RFR: 8332895: Support interpolation for backgrounds and borders [v26]
John Hendrikx
jhendrikx at openjdk.org
Mon Sep 2 15:40:33 UTC 2024
On Sun, 1 Sep 2024 12:31:06 GMT, Michael Strauß <mstrauss at openjdk.org> wrote:
>> This PR completes the CSS Transitions story (see #870) by adding interpolation support for backgrounds and borders, making them targetable by transitions.
>>
>> `Background` and `Border` objects are deeply immutable, but not interpolatable. Consider the following `Background`, which describes the background of a `Region`:
>>
>>
>> Background {
>> fills = [
>> BackgroundFill {
>> fill = Color.RED
>> }
>> ]
>> }
>>
>>
>> Since backgrounds are deeply immutable, changing the region's background to another color requires the construction of a new `Background`, containing a new `BackgroundFill`, containing the new `Color`.
>>
>> Animating the background color using a CSS transition therefore requires the entire Background object graph to be interpolatable in order to generate intermediate backgrounds.
>>
>> More specifically, the following types will now implement `Interpolatable`.
>>
>> - `Insets`
>> - `Background`
>> - `BackgroundFill`
>> - `BackgroundImage`
>> - `BackgroundPosition`
>> - `BackgroundSize`
>> - `Border`
>> - `BorderImage`
>> - `BorderStroke`
>> - `BorderWidths`
>> - `CornerRadii`
>> - `Stop`
>> - `Paint` and all of its subclasses
>> - `Margins` (internal type)
>> - `BorderImageSlices` (internal type)
>>
>> ## Interpolation of composite objects
>>
>> As of now, only `Color`, `Point2D`, and `Point3D` are interpolatable. Each of these classes is an aggregate of `double` values, which are combined using linear interpolation. However, many of the new interpolatable classes comprise of not only `double` values, but a whole range of other types. This requires us to more precisely define what we mean by "interpolation".
>>
>> Mirroring the CSS specification, the `Interpolatable` interface defines several types of component interpolation:
>>
>> | Interpolation type | Description |
>> |---|---|
>> | default | Component types that implement `Interpolatable` are interpolated by calling the `interpolate(Object, double)}` method. |
>> | linear | Two components are combined by linear interpolation such that `t = 0` produces the start value, and `t = 1` produces the end value. This interpolation type is usually applicable for numeric components. |
>> | discrete | If two components cannot be meaningfully combined, the intermediate component value is equal to the start value for `t < 0.5` and equal to the end value for `t >= 0.5`. |
>> | pairwise | Two lists are combined by pairwise interpolation. If the start list has fewer elements than the target list, the...
>
> Michael Strauß has updated the pull request with a new target base due to a merge or a rebase. The incremental webrev excludes the unrelated changes brought in by the merge/rebase. The pull request contains 48 additional commits since the last revision:
>
> - Merge branch 'master' into feature/interpolatable
> - remove StyleConverter.WithReconstructionSupport
> - fix line separators
> - StyleableStringProperty should be transitionable
> - non-interpolatable values should always transition discretely
> - only call get() when necessary
> - add more documentation
> - replace reconstruction annotation with interface
> - interpolate integers in real number space
> - replace StyleConverter.SupportsDeconstruction interface with annotation
> - ... and 38 more: https://git.openjdk.org/jfx/compare/37c6136d...2337ca98
Q1: I see a lot of work in the code to handle reverse transitions.

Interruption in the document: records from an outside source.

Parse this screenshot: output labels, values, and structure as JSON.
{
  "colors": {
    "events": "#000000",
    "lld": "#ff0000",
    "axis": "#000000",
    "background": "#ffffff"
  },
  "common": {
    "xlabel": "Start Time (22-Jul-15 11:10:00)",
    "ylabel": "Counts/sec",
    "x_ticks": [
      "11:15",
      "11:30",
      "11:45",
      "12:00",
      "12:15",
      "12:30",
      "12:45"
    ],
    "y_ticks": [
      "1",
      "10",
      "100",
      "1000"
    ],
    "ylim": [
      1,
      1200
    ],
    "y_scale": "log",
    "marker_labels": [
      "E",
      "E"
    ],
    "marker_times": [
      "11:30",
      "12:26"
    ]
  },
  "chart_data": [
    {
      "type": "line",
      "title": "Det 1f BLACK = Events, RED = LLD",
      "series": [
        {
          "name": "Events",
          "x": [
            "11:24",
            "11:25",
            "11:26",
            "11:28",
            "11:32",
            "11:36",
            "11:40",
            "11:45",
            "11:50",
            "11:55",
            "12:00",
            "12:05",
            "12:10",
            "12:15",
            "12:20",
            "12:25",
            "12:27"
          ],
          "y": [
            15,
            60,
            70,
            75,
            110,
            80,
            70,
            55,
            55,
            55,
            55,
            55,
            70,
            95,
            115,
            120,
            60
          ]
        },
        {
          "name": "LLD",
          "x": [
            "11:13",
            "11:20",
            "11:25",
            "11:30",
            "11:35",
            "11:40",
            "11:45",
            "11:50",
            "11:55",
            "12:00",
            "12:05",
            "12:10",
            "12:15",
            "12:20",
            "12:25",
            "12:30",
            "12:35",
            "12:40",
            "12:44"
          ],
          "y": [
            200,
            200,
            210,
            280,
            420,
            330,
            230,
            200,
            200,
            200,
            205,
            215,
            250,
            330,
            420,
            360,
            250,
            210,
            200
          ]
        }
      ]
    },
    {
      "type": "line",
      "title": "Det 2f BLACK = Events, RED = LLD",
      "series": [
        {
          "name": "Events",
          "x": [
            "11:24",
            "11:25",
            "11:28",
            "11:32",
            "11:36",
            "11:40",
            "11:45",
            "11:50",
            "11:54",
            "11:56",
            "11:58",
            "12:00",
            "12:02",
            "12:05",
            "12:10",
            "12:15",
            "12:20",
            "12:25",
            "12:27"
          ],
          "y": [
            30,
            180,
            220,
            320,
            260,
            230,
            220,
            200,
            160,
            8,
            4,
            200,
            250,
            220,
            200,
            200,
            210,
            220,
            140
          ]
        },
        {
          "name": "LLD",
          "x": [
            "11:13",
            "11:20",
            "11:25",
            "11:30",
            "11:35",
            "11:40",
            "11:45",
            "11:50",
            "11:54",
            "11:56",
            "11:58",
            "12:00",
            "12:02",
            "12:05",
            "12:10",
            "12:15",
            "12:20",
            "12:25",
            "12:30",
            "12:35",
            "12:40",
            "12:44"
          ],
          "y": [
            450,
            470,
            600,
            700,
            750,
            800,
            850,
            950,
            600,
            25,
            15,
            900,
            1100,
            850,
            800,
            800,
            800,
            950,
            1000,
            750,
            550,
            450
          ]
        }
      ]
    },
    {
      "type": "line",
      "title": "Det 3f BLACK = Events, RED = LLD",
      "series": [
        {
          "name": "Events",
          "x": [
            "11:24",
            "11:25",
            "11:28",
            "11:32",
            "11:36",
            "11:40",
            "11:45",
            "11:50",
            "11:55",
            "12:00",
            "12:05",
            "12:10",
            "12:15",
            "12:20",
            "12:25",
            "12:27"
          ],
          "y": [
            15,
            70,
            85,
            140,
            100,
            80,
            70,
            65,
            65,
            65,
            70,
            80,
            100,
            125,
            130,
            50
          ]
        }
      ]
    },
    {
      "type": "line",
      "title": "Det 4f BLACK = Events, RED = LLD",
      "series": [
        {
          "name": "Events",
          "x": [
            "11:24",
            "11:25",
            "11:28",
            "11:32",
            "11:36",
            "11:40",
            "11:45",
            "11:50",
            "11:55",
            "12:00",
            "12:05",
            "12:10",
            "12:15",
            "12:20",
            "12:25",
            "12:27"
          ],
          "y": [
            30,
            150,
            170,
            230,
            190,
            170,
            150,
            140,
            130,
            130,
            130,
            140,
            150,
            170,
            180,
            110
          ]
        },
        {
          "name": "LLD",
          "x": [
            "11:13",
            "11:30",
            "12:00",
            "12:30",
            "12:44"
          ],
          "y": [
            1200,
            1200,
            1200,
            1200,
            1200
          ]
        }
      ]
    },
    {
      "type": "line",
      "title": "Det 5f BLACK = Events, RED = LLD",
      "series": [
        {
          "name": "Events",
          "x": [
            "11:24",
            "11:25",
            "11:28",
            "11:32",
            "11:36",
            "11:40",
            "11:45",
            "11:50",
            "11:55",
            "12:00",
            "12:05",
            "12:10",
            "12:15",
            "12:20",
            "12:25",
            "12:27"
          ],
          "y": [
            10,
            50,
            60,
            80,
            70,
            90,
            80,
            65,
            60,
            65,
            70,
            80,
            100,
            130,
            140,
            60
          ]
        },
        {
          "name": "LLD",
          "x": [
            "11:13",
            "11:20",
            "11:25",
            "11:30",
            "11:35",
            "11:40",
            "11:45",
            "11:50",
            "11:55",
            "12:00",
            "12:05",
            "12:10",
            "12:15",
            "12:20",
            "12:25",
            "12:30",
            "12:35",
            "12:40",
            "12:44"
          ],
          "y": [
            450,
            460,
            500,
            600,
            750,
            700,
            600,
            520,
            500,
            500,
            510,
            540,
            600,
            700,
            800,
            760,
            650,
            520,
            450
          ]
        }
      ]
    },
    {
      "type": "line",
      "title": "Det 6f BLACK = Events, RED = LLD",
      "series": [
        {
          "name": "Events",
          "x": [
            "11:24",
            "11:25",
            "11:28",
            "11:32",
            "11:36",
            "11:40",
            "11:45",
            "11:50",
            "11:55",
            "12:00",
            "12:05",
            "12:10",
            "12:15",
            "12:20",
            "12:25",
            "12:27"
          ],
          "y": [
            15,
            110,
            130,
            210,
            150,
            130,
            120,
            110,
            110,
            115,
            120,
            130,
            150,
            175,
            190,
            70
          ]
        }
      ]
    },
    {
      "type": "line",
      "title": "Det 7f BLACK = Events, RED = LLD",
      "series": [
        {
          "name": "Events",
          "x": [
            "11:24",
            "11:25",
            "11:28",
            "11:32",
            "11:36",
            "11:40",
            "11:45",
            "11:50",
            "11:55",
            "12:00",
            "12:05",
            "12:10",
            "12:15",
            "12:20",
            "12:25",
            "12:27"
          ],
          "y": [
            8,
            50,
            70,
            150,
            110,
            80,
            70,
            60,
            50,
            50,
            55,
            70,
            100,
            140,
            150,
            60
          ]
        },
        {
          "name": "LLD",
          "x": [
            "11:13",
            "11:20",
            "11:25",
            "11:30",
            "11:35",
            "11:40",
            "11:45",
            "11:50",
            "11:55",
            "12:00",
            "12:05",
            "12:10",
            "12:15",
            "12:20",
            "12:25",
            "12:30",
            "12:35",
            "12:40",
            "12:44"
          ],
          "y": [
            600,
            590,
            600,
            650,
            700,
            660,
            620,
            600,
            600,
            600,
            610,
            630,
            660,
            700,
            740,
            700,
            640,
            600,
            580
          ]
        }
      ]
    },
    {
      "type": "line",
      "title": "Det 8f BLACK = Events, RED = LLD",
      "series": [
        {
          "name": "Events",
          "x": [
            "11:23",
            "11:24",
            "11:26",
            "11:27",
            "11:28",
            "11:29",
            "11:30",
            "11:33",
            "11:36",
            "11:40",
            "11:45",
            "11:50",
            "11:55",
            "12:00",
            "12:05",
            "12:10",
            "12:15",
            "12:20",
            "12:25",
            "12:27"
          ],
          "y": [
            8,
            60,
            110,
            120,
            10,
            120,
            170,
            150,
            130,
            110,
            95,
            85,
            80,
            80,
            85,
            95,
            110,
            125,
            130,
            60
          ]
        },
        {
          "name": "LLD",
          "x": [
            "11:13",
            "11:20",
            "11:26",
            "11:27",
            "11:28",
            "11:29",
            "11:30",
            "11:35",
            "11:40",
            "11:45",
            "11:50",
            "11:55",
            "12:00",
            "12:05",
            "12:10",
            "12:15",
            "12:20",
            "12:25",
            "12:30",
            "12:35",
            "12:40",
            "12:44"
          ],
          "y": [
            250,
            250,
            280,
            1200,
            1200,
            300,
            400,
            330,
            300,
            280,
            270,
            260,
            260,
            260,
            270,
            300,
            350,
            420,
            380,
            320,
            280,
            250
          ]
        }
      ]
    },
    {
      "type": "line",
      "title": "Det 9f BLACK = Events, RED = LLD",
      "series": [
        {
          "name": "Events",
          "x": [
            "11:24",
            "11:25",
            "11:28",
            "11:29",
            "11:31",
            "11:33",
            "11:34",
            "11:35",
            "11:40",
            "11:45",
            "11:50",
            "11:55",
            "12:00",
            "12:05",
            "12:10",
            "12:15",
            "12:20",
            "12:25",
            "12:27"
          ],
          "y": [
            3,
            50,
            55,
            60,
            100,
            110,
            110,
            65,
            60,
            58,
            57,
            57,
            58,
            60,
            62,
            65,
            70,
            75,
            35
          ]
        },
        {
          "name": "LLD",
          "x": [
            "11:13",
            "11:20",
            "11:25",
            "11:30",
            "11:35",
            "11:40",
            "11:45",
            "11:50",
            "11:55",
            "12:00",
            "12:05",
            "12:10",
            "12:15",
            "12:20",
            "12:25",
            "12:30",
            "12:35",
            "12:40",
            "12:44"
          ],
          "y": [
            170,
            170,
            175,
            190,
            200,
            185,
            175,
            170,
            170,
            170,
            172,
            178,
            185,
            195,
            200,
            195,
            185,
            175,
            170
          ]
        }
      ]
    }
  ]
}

Is this actually part of the CSS specification?
Q2: Reversal detection seems very limited. If I change a value multiple times within the duration of the animation, then reset it to its original value, then I think the reversal code will not trigger. As an example, let's say I'm animating scrolling. I'm at the top. I press page down once and then press home. The value changes for example from 0 -> 20 -> 0 -- this triggers the reversal code, and the animated scrolling will quickly return to its top position. However, if I do 0 -> 20 -> 40 -> 0 (page down, page down, home), then I think the reversal is not detected and I'm left with a very slow return to the top position.
Q3: How does the user do calculations for properties that are being interpolated? Let's say I have a simple system where the `+` and `-` change a value by +10 and -10. So I press `+`; I read the current value, add 10 and set it (say from 0 to 10). Now I press `+` again. Reading the current value would get me some intermediate animated value. Adding 10 to this is not what the user would expect (they would expect to go to 20, not to 15 if the animation was only halfway completed).
As an example, I've implemented (without CSS transitions) a smooth scrolling system; this system tracks the target value to do the scrolling. Pressing 3x page down in a row will go 3 pages down, no matter what the state of the animation. With CSS transitions, should the programmer be aware of the interpolation (which may be added later in CSS) and track their own "target" value to make this work as you'd expect?